William “Buffalo Bill” Cody was famous as a Wild West show entertainer in the late 1800s, but a little-known part of his later life was spent in the rugged mining country near Oracle north of Tucson.
Historical accounts note that he visited Oracle in the early 1900s and invested in several mining claims.

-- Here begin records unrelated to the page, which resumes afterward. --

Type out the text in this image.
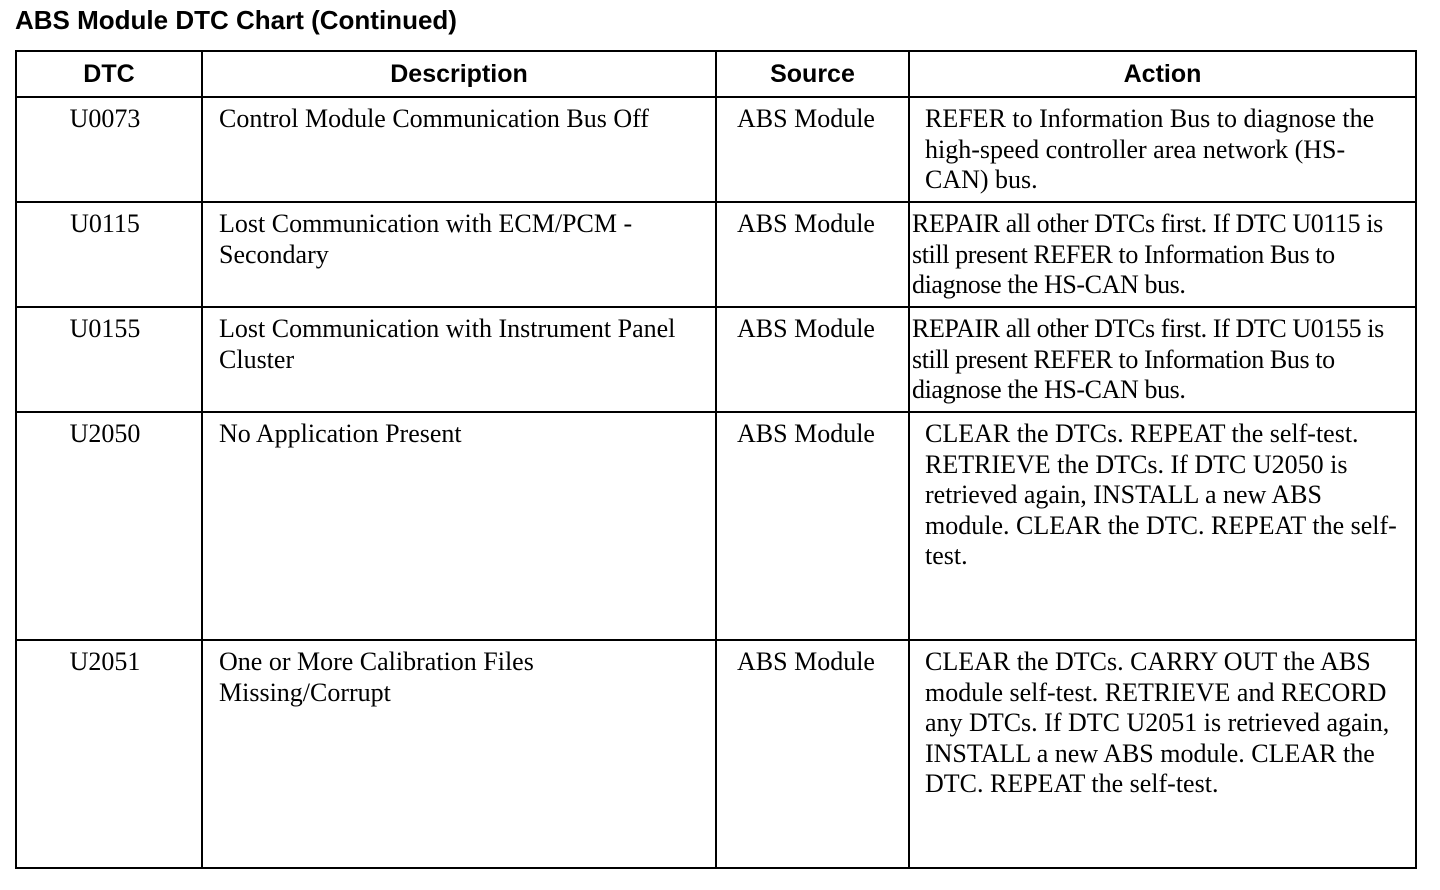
ABS Module DTC Chart (Continued)
DTC	Description	Source	Action

U0073	Control Module Communication Bus Off	ABS Module	REFER to Information Bus to diagnose the high-speed controller area network (HS-CAN) bus.

U0115	Lost Communication with ECM/PCM - Secondary	ABS Module	REPAIR all other DTCs first. If DTC U0115 is still present REFER to Information Bus to diagnose the HS-CAN bus.

U0155	Lost Communication with Instrument Panel Cluster	ABS Module	REPAIR all other DTCs first. If DTC U0155 is still present REFER to Information Bus to diagnose the HS-CAN bus.

U2050	No Application Present	ABS Module	CLEAR the DTCs. REPEAT the self-test. RETRIEVE the DTCs. If DTC U2050 is retrieved again, INSTALL a new ABS module. CLEAR the DTC. REPEAT the self-test.

U2051	One or More Calibration Files Missing/Corrupt	ABS Module	CLEAR the DTCs. CARRY OUT the ABS module self-test. RETRIEVE and RECORD any DTCs. If DTC U2051 is retrieved again, INSTALL a new ABS module. CLEAR the DTC. REPEAT the self-test.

He reportedly was fully involved in his mining venture by 1910.
That not-so-flamboyant part of Buffalo Bill’s life is the focus of a Cody Days event in Oracle on Saturday and Sunday, Feb. 24 and 25.
The free event, which runs from 1 p.m. to 5 p.m. each day at the Oracle Inn Steakhouse & Lounge, will include a re-enactment by Buffalo Bill look-a-like Dane Johnson, Native American displays and entertainment, a magic show, a treasure hunt for kids and talks on area history and legends by authors Robert Zucker and Flint Carter.
Cody was born in 1846 in Iowa and died in 1917 in Denver. He was buried on Lookout Mountain above Denver. The Buffalo Bill Memorial Museum stands nearby.
“Buffalo Bill’s Wild West used real cow-boys and cow-girls, recruited from ranches in the West,” says an entry on the museum’s website.
“At first, few people shared Cody’s admiration of the cow-boys. Most people regarded them as coarse cattle drivers and used the term ‘cow-boy’ as an insult. By the end of the 19th century, the cow-boy became the much more popular ‘cowboy,’ thanks in large part to the Buffalo Bill Wild West shows. The shows demonstrated bronco riding, roping, and other skills that would later become part of public rodeos.”
Later, in the Oracle days, Cody and his business partners turned six claims in the Campo Bonito mining area into a $600,000 corporation, says an account in “Treasures of the Santa Catalina Mountains” by Zucker, with collaboration by Carter.